In realtà, non è che a Bruxelles non si fosse consapevoli del notevole impegno chiesto ai nuovi Paesi perché si allineassero alle normative Ue. Tuttavia si credeva che bastasse a ripagarli il diritto di accedere in un vicino futuro ai sussidi comunitari in favore dell’agricoltura e delle aree più deboli.
Sennonché, pur confidando nell’acquisizione di tali vantaggi, i Paesi che, affrancati dal giogo di Mosca, stavano percorrendo faticosamente le tappe di avvicinamento alle sponde dell’altra Europa, nutrivano aspettative più consistenti e ambiziose. Ai loro occhi, l’integrazione avrebbe dovuto realizzarsi sulla base di un’osmosi, di un processo interattivo, in modo che essi potessero esprimere le loro istanze e concorrere su un piano di parità alla definizione di una comune identità europea. Era in particolare la Polonia a coltivare simili propositi, anche perché aveva un peso politico ed economico (circa la metà della popolazione e del Pil dei Paesi ex comunisti dell’Est nel loro insieme) per far sentire la propria voce. Del resto, non è che l’Ungheria o la Repubblica Ceca si accontentassero di venire ammesse in Eurolandia dalla porta di servizio o si rassegnassero ad esser considerate alla stregua di parenti poveri.
Nelle capitali occidentali si è finito così per non tenere in debito conto il fatto che le nazioni centro-orientali, entrando nell’Ue, intendevano legittimamente essere soggetti attivi e compartecipi del processo di costruzione di una nuova e più grande Europa; ossia di un’opera solidale da realizzarsi in base a un reciproco rapporto di idee e di energie, di culture e di orientamenti. Tutt’altro, quindi, che un mutamento di scenario unidirezionale, circoscritto in una dilatazione a cerchi concentrici dell’Europa dei Quindici, delle sue logiche e delle sue geometrie.
Si è osservato, in seguito al pronunciamento di numerosi Paesi mitteleuropei a favore della “guerra preventiva” contro l’Iraq decisa da Washington, che essi costituirebbero una sorta di testa di ponte degli Stati Uniti nel cuore dell’Europa, a scapito della compattezza e dell’autonomia dell’Ue.
Ma certe loro propensioni filoamericane e il loro fervore atlantista si spiegano col fatto (per lo più non percepito all’Ovest) che la Russia è per i governi dell’Est un Paese vicino troppo potente e pur sempre imprevedibile.

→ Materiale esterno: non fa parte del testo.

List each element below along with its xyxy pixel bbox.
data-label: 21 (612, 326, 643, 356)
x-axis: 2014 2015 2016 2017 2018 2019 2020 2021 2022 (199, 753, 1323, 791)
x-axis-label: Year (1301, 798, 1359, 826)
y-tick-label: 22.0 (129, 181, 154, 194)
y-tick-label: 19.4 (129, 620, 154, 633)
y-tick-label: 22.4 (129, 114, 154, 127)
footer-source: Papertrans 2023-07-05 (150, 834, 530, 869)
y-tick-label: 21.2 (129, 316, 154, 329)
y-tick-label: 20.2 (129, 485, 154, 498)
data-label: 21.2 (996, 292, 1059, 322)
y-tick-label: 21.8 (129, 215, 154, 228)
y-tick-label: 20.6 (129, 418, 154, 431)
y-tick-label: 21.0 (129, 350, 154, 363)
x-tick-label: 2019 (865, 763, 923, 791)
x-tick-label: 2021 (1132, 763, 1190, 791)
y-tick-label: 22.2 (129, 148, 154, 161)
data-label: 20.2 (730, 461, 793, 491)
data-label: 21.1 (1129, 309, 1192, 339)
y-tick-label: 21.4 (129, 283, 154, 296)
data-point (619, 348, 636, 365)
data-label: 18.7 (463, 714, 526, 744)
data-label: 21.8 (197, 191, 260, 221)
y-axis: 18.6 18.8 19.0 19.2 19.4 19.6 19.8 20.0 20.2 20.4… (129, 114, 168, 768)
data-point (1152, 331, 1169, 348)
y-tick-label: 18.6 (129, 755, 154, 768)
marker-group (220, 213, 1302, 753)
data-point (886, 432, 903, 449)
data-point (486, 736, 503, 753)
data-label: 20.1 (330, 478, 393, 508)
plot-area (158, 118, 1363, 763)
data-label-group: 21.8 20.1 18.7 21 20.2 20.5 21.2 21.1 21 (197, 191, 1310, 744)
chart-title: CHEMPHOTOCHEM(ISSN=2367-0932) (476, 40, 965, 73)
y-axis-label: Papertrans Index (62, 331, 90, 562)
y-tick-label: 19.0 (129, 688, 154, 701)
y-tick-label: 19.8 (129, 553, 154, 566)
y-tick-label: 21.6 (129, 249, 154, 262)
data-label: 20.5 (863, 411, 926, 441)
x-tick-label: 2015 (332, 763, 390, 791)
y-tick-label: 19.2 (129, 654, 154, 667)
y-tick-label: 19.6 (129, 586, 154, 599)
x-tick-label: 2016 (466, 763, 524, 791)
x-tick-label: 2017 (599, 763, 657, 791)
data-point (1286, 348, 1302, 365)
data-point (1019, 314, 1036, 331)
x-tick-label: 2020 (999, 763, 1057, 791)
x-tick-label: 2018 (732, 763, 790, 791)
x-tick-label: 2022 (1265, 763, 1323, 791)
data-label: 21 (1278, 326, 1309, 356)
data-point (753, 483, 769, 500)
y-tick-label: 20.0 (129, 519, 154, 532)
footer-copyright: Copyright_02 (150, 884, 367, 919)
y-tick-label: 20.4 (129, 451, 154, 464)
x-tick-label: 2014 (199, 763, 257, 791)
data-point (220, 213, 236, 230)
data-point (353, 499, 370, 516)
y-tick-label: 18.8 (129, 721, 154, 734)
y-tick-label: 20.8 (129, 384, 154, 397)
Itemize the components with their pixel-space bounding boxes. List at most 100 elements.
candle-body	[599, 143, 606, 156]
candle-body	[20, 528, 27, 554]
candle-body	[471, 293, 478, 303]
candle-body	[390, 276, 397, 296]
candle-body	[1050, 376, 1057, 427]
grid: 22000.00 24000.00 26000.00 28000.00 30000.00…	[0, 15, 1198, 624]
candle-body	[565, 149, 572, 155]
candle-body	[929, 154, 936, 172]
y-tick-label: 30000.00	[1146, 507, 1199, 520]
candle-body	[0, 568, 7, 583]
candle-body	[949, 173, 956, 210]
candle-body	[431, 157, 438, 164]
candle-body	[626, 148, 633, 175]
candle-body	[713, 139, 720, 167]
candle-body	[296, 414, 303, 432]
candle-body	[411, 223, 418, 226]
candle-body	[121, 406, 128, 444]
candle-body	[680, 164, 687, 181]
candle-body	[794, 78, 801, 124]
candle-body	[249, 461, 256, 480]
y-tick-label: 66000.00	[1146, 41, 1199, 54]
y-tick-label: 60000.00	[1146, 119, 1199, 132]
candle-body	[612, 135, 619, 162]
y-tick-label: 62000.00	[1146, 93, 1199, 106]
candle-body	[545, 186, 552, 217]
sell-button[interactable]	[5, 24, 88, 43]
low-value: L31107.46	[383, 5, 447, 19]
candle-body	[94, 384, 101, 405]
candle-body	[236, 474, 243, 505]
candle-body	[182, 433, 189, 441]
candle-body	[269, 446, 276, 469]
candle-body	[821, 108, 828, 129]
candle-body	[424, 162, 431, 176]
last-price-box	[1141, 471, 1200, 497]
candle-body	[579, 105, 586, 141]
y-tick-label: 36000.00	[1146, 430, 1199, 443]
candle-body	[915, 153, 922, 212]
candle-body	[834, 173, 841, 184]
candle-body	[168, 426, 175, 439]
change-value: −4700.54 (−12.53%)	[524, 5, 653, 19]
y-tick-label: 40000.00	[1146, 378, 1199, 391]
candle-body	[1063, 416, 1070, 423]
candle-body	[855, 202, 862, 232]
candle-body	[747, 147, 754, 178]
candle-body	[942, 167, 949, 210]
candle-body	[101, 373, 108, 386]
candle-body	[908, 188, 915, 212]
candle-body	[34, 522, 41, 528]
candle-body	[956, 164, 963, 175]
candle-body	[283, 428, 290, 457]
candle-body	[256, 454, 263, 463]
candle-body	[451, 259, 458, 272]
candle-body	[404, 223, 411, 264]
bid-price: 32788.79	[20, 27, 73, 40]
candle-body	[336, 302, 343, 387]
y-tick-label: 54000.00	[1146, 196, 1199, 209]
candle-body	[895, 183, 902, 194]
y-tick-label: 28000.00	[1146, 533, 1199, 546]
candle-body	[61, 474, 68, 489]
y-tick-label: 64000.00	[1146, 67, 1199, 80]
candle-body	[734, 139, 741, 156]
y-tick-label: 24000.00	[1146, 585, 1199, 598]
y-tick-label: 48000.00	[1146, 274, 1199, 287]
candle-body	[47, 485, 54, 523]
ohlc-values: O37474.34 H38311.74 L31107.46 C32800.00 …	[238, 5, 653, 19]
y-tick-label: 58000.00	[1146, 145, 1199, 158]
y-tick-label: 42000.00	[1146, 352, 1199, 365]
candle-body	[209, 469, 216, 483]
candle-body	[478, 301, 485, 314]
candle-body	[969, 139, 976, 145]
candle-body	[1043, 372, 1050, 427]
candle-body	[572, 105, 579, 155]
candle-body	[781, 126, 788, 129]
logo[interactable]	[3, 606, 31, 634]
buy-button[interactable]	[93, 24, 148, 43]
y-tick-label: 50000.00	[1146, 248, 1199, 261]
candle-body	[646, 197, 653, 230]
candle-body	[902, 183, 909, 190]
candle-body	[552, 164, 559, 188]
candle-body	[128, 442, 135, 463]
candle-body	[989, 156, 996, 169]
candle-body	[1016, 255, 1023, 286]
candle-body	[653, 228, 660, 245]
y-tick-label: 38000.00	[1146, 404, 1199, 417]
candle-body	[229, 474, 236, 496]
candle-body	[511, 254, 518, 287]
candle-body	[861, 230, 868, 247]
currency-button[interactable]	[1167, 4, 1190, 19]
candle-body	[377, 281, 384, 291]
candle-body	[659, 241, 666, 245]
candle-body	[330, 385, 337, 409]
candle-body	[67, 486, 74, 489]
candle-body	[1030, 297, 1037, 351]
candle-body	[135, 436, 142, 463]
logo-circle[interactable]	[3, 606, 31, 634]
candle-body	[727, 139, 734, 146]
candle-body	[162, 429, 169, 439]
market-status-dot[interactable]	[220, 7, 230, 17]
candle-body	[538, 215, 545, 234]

D’altra parte, non avrebbe potuto essere più improvvida quanto rozza e controproducente, durante la crisi irachena, la sortita di Chirac, secondo cui i nuovi venuti nell’Ue avrebbero dovuto «stare sugli attenti».

Quel che è certo è che oggi, ad adesione avvenuta, non solo sono venuti al pettine determinati nodi di ordine politico, ma sono emersi anche alcuni problemi che hanno a che vedere sia con aspetti sociologici e con risvolti psicologici sia con prospettive e linee di tendenza la cui complessità o incidenza non era stata valutata appieno. Noi ne abbiamo messo in rilievo alcuni.
Ma tutti insieme ci suggeriscono che essere diventata territorialmente più larga non significa essere diventata più grande: quest’Europa ha bisogno di una fase di assestamento da realizzare su un piano di trasparenza e di chiarezza ineludibili; e ha bisogno di istituzioni decisionali forti e autorevoli. O tutto si ridurrà ad una mera zona di libero scambio, cioè ad un’Europa dimezzata, o, se si vuole, ad una non-Europa: quella che non avrebbero mai immaginato gli spiriti fondatori dopo la tragedia del secondo conflitto mondiale.